O que se espera é que os jogadores da Epic Games compartilhem suas experiências e criem conteúdos que reflitam suas próprias histórias e aventuras dentro do jogo.
Outrossim, amplas soluções punitivas (ex.: multas desproporcionais, prazos irrealistas) podem contribuir para o over-removal; a doutrina nacional sugere reformas equilibradas: celeridade para ilícitos manifestos (revenge porn, discurso de ódio, deepfakes), mas sem descuidar de critérios claros de cautela e do equilíbrio entre regulação e autorregulação (SALES, 2025).
EUA (Seção 230) — aprendizados restritos. A imunidade ampla em relação a conteúdo de terceiros, com raras exceções, é o que estabelece a 230; a parte da doutrina nacional que critica a impunidade em danos difusos não se alinha totalmente com a tradição constitucional do Brasil em matéria de controle judicial e proteção efetiva (SALES, 2025).
Ainda assim, a proteção à boa-fé moderadora (Good Samaritan) serve de inspiração para estabelecer salvaguardas que visam a minimizar o over-removal e a manter os critérios de motivação/contraditório, sempre que essas medidas forem complementadas por deveres proporcionais em casos de ilícitos graves (SOUZA et al., 2025).
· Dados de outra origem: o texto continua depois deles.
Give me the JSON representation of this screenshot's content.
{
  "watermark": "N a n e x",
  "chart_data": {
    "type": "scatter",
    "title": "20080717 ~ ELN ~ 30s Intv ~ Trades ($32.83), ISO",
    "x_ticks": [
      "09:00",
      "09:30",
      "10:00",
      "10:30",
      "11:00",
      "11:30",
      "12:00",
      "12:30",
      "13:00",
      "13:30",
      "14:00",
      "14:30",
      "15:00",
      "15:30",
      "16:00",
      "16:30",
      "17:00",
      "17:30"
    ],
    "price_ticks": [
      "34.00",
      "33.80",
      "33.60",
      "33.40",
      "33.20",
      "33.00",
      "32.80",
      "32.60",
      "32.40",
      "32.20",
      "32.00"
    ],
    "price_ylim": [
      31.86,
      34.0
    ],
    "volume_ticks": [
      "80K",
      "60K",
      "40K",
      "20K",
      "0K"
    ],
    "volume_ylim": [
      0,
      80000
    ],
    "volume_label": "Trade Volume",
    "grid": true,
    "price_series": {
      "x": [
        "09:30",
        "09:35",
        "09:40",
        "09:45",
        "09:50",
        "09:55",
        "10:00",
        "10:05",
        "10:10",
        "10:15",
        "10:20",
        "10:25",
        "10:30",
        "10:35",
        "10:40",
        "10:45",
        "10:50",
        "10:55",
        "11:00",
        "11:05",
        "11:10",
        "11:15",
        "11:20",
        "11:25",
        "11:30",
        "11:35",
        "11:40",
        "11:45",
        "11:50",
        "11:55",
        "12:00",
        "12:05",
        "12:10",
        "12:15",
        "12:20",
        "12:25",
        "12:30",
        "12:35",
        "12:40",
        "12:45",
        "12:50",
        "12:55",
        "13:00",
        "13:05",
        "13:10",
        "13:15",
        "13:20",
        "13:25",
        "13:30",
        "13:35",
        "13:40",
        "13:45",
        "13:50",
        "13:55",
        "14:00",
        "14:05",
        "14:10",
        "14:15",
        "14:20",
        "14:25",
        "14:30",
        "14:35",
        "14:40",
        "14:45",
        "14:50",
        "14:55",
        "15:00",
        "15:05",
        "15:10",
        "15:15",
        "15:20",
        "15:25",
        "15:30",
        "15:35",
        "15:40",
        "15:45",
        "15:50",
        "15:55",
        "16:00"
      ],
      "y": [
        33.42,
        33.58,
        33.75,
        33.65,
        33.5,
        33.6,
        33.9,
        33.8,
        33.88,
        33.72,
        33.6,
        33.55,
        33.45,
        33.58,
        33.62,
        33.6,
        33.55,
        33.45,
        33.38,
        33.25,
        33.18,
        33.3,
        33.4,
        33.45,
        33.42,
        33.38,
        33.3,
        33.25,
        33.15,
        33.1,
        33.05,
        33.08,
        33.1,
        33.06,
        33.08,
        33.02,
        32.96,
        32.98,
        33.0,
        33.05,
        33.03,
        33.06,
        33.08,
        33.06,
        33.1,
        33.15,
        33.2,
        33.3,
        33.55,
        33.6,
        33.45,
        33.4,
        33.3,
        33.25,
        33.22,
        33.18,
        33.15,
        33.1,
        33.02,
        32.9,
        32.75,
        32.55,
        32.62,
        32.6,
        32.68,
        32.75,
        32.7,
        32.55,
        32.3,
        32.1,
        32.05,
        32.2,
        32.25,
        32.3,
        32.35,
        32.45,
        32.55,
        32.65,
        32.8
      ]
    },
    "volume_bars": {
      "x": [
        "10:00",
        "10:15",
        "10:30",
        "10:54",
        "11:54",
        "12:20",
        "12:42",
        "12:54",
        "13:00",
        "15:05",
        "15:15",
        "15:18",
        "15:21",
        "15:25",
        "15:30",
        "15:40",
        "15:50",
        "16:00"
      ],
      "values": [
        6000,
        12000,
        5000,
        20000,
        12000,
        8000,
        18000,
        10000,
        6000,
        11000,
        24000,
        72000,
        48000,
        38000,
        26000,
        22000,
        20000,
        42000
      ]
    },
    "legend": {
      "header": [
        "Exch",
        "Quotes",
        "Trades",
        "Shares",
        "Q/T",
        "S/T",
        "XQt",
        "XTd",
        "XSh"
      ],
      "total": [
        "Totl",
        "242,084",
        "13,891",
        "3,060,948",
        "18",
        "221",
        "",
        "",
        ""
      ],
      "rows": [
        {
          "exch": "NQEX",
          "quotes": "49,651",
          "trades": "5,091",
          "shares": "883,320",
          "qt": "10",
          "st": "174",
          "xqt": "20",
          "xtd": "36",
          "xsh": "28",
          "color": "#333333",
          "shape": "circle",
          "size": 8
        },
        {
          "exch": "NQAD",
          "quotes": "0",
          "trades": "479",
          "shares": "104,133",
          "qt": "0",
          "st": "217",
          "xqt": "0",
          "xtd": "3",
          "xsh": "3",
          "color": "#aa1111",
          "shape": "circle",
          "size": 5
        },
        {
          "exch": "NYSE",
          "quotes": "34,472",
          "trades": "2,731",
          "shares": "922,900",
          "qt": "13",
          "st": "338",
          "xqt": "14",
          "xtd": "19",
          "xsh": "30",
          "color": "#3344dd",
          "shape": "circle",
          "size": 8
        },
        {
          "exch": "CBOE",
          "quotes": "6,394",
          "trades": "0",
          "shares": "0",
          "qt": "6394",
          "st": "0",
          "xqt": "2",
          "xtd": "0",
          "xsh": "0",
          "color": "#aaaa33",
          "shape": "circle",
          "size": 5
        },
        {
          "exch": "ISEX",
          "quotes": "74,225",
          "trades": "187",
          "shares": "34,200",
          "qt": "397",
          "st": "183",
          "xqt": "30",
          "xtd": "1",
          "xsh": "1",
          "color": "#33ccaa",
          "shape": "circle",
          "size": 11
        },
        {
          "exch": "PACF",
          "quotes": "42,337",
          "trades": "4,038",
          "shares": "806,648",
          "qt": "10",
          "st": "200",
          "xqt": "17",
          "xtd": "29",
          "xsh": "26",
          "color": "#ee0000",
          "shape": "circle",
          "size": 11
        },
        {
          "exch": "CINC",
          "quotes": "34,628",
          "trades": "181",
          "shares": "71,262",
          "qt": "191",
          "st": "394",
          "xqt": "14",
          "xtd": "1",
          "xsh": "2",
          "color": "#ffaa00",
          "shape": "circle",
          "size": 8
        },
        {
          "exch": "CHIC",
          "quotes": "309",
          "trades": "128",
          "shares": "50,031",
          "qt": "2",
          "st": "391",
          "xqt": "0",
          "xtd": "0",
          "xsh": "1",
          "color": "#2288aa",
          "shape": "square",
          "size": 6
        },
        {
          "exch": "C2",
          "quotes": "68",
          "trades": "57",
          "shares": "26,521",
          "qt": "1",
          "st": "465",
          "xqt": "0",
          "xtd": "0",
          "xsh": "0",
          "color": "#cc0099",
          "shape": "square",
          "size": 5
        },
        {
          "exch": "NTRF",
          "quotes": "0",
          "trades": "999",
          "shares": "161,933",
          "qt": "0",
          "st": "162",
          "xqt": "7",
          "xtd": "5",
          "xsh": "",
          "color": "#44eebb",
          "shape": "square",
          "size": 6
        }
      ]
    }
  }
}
6. Doutrina dos limites da liberdade de expressão e do discurso ilegal
6.1. Dignidade, segurança, processo eleitoral, infância/adolescência: critérios materiais.
(i) Dignidade, honra, imagem e direito à privacidade. A expressão cede, porém, quando, no caso concreto, a restrição é adequada, necessária e proporcional para evitar lesão grave a direitos da personalidade: não há hierarquia entre eles. No que se refere à moderação privada, é importante destacar que a remoção é precedida pelo devido processo (ou seja, motivação, aviso e possibilidade de recurso), além de que medidas menos severas devem ser aplicadas antes da remoção; caso esse procedimento seja infringido, é possível que se restabeleça a situação com um controle judicial sobre o mérito (RUZYK, 2023).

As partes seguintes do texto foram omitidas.